Walking with my friend through town, we find a cache of free, reeking-of-basement-mold books — a strange collection of Zen and psychoanalysis and car repair that might have come from my own jammed shelves.
I pull out a skinny book with no title on its cover, only a black-and-white photograph of a long-haired girl in a white dress on a pile of rubble. An early edition of Brautigan’s The Pill versus The Springhill Mine Disaster.
For the rest of our walk, I hold the book loosely in one hand, past the the old granite cutting sheds, houses well-tended and houses abandoned, through the wet woods and blossoming bloodroot and a hillside of trout lilies just beginning to open. I keep thinking about my second book I’m finishing now, how I’m lacing together the connections within that story: a stolen jar of farmers market cash, a dead dog, a torn crimson scarf.

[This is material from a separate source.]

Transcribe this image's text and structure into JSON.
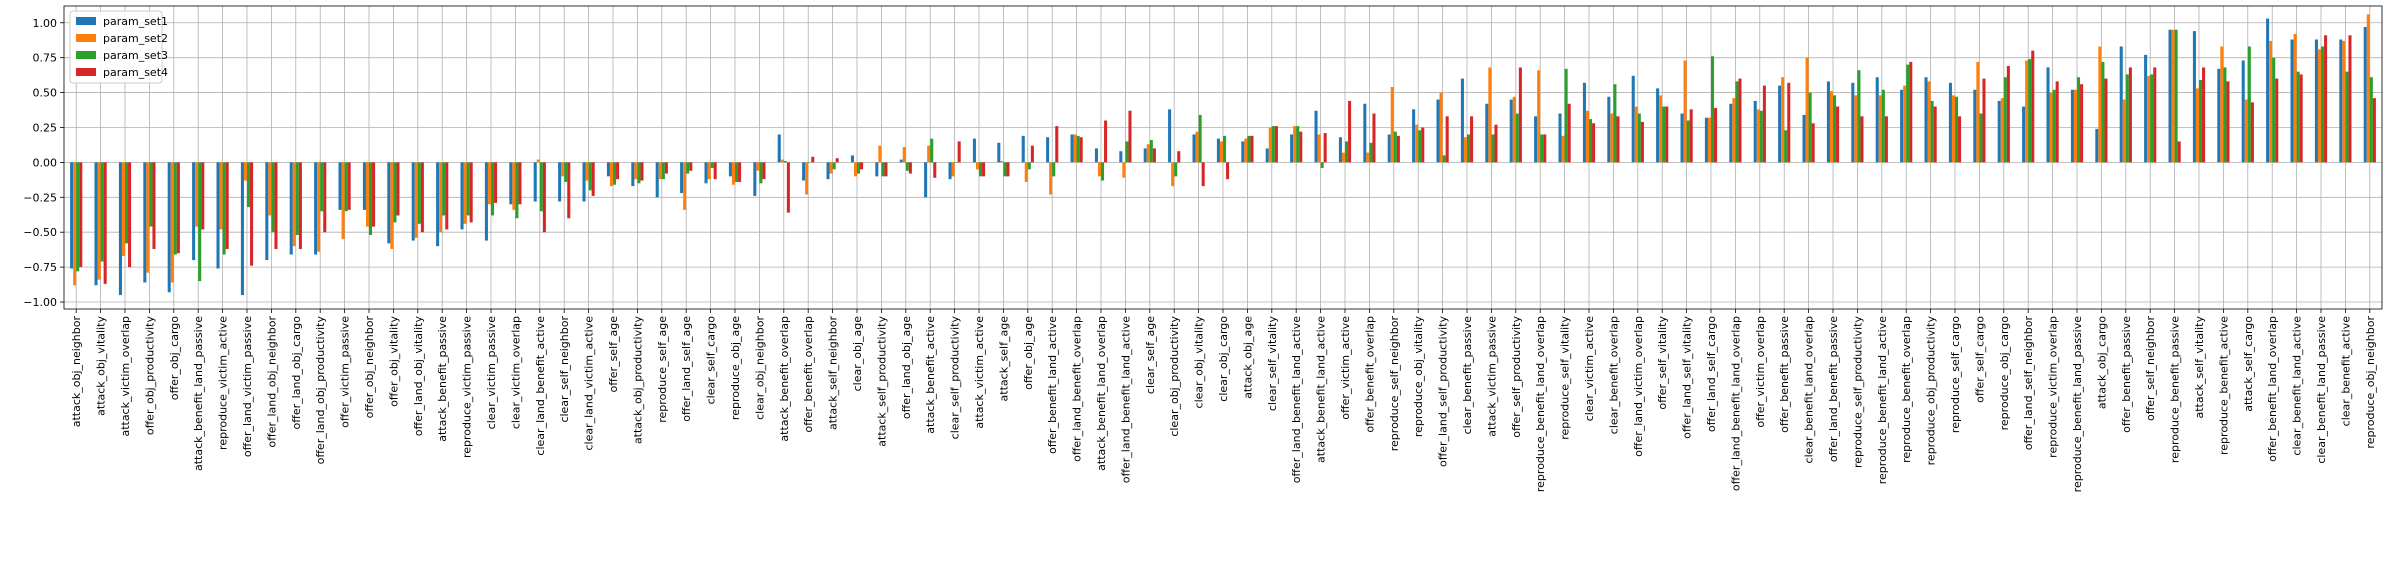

That night, reading the book, I discover a bookmark jammed in the book’s pages, from the Bedford, NH, bookstore of my childhood.
In a Cafe
I watched a man in a cafe fold a slice of bread
as if he were folding a birth certificate or looking
at the photograph of a dead lover.
— Richard Brautigan
Oh, Brautigan. One of my literary Heroes. When I was 15 and still now. A great find. On the cover is girlfriend Marsha Pacaud.